Ordures le Chabbat, prière en fin de temps, eau d’un climatiseur, couverture le Chabbat
Question
Chalom Rav.
1. Concernant le fait de jeter les ordures le Chabbat : en pratique, est‑ce permis ou non ? (Je serais heureux de détails, par exemple s’il est permis de jeter le sac en plastique de la table après le repas de Chabbat, etc.).
2. Si une personne commence à prier alors qu’il est très proche de la fin du temps de la prière, que doit‑elle faire ? Doit‑elle se hâter dans la Amida afin de terminer toutes les bénédictions avant la fin du temps, ou suffit‑il qu’elle commence seulement la Amida avant la fin du temps ?
3. S’il y a des gouttes qui tombent d’un climatiseur, est‑il permis de prendre un seau, de le placer en dessous, et chaque fois qu’il se remplit de le vider, etc., et n’y a‑t‑il pas de problème de mouqtsé en le déplaçant (puisque cette eau est nolad) ?

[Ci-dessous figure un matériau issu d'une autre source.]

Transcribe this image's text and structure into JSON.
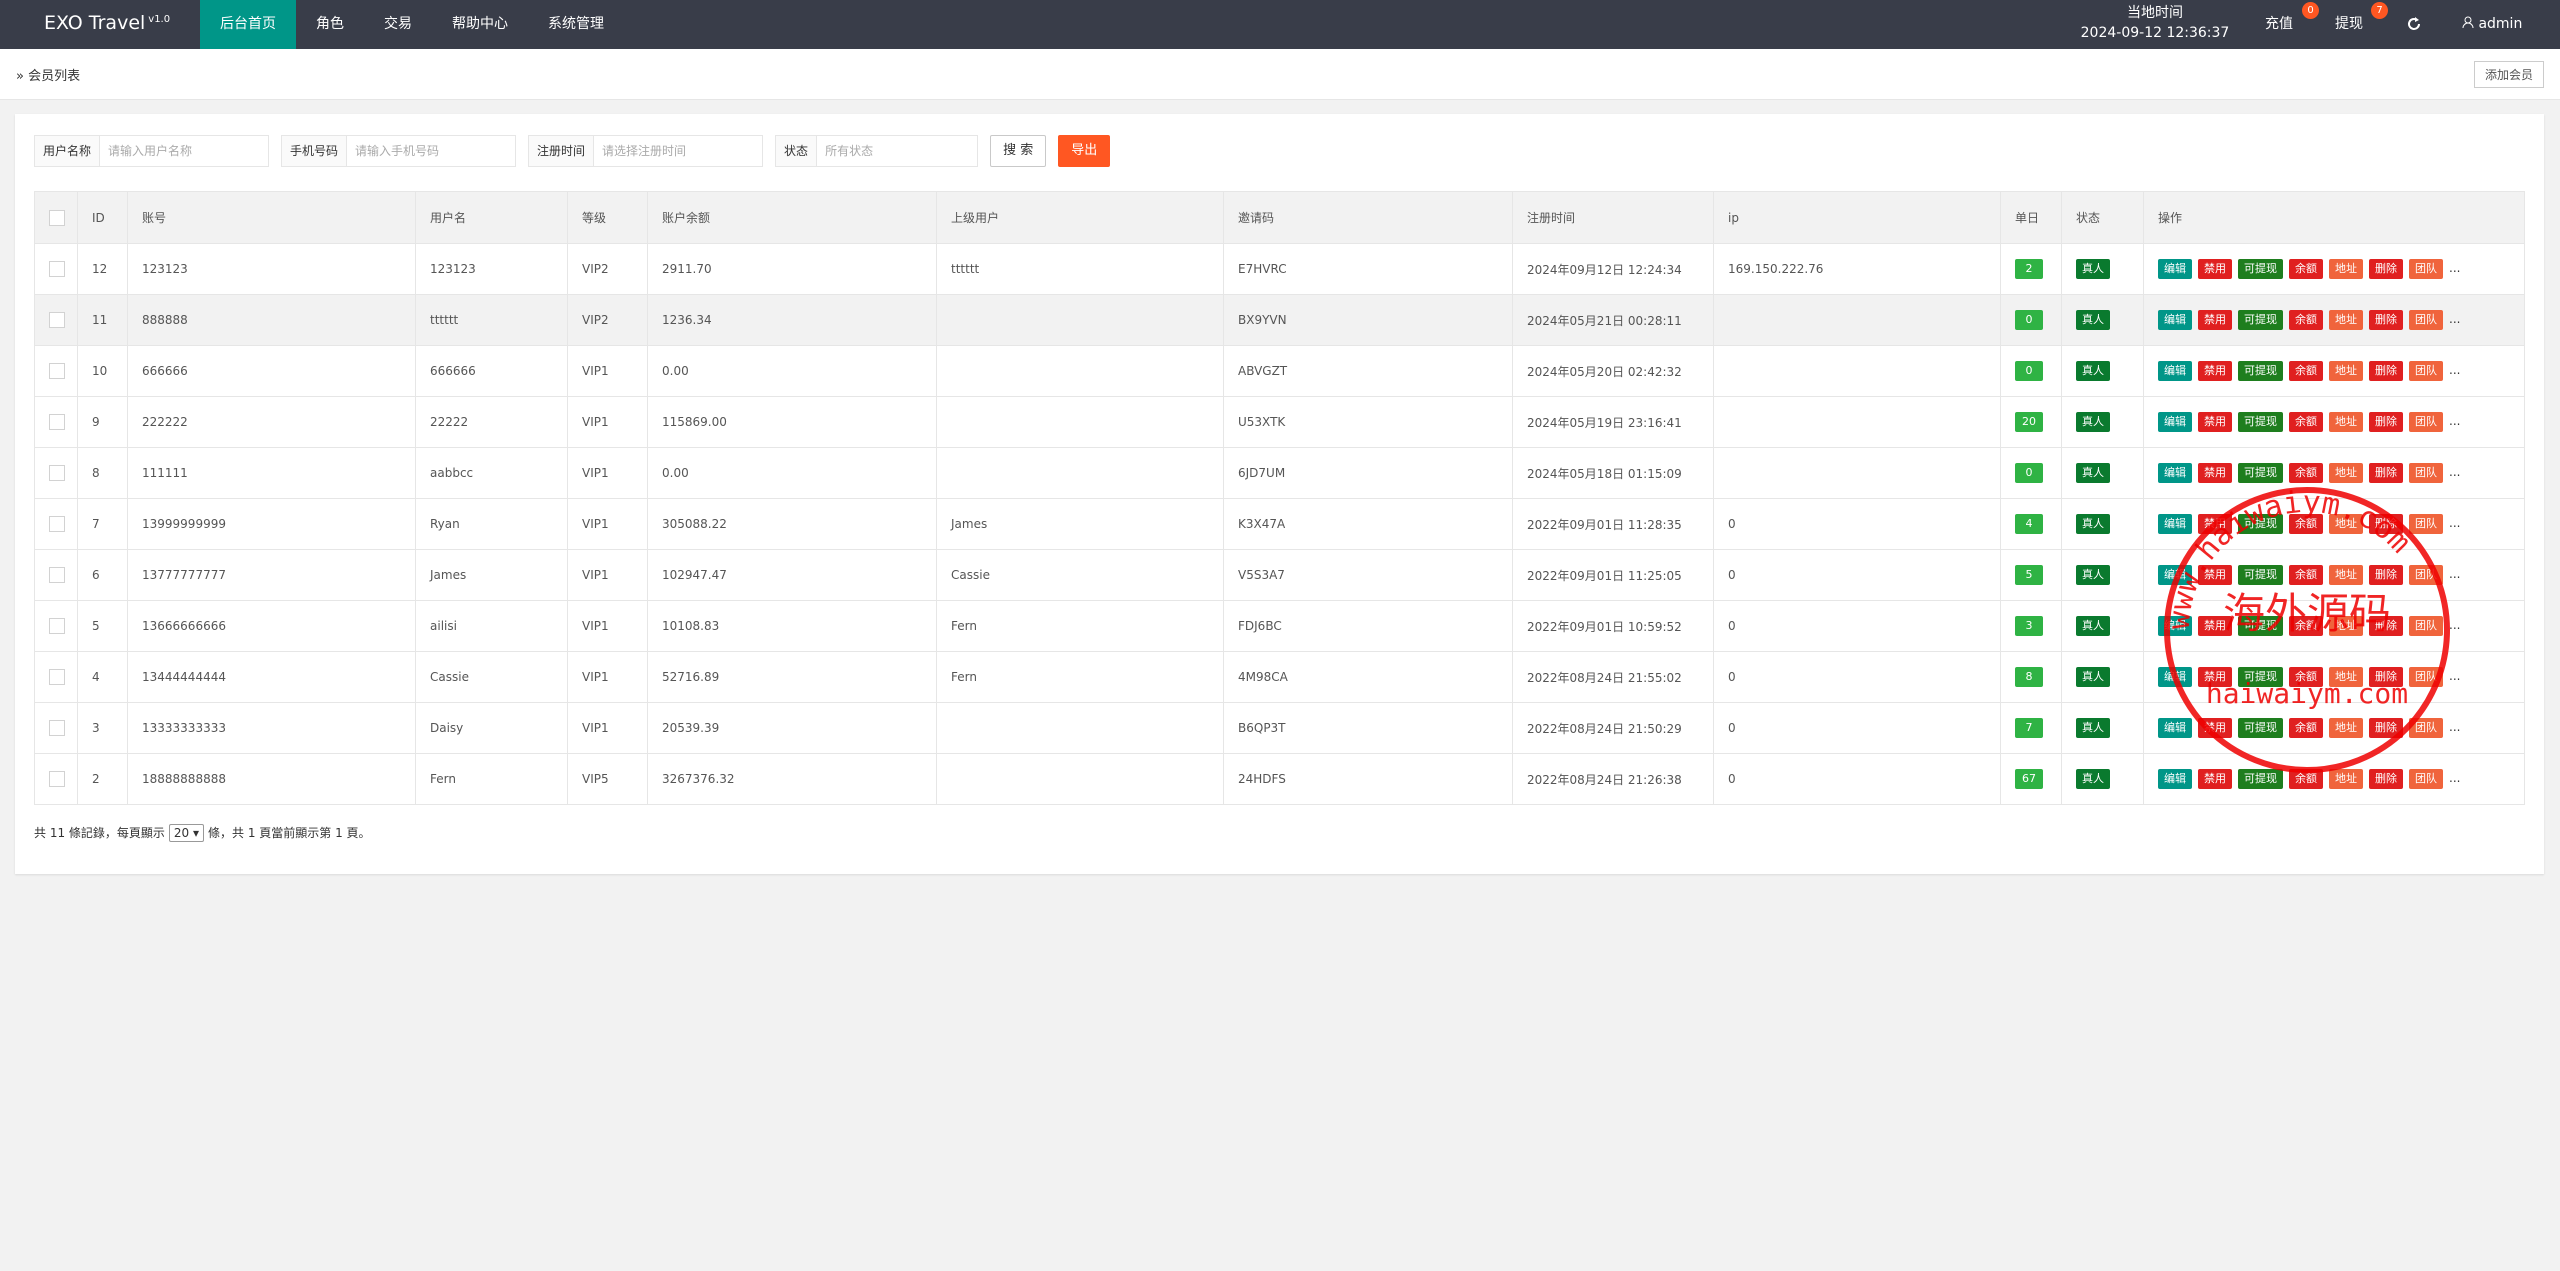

4. Est‑il permis de se couvrir avec une couverture ou autre chose le Chabbat, et n’y a‑t‑il pas un problème de faire un ohel (tente) ?
Réponse
Chalom et bénédictions.
1. Les ordures sont mouqtsé. Lorsque la poubelle est pleine ou dégage une mauvaise odeur et se trouve dans un lieu d’habitation, il est permis de la vider en vertu de la règle de « graf chel réï ». De même, toute saleté ou détritus se trouvant à un endroit où cela gêne la personne, par exemple sur la table ou par terre, peut être enlevé pour cette raison.
2. Il faut terminer toute la prière à l’intérieur du temps halakhique fixé pour cette prière.
3. Il est interdit de placer le seau, car l’eau est mouqtsé en tant que « nolad », et l’on fait ainsi perdre au récipient son usage habituel (« mevatel kli méhekhano »). Toutefois, il existe une solution : placer un objet permis à l’intérieur du seau avant de le mettre sous les gouttes. Le seau devient alors un support à la fois pour un élément permis et pour un élément interdit, et l’élément permis est considéré comme prépondérant [puisque cette eau n’a pas de valeur].
4. C’est permis. Un ohel (structure en forme de tente) qui est tenu par la main de la personne n’est pas considéré comme un ohel.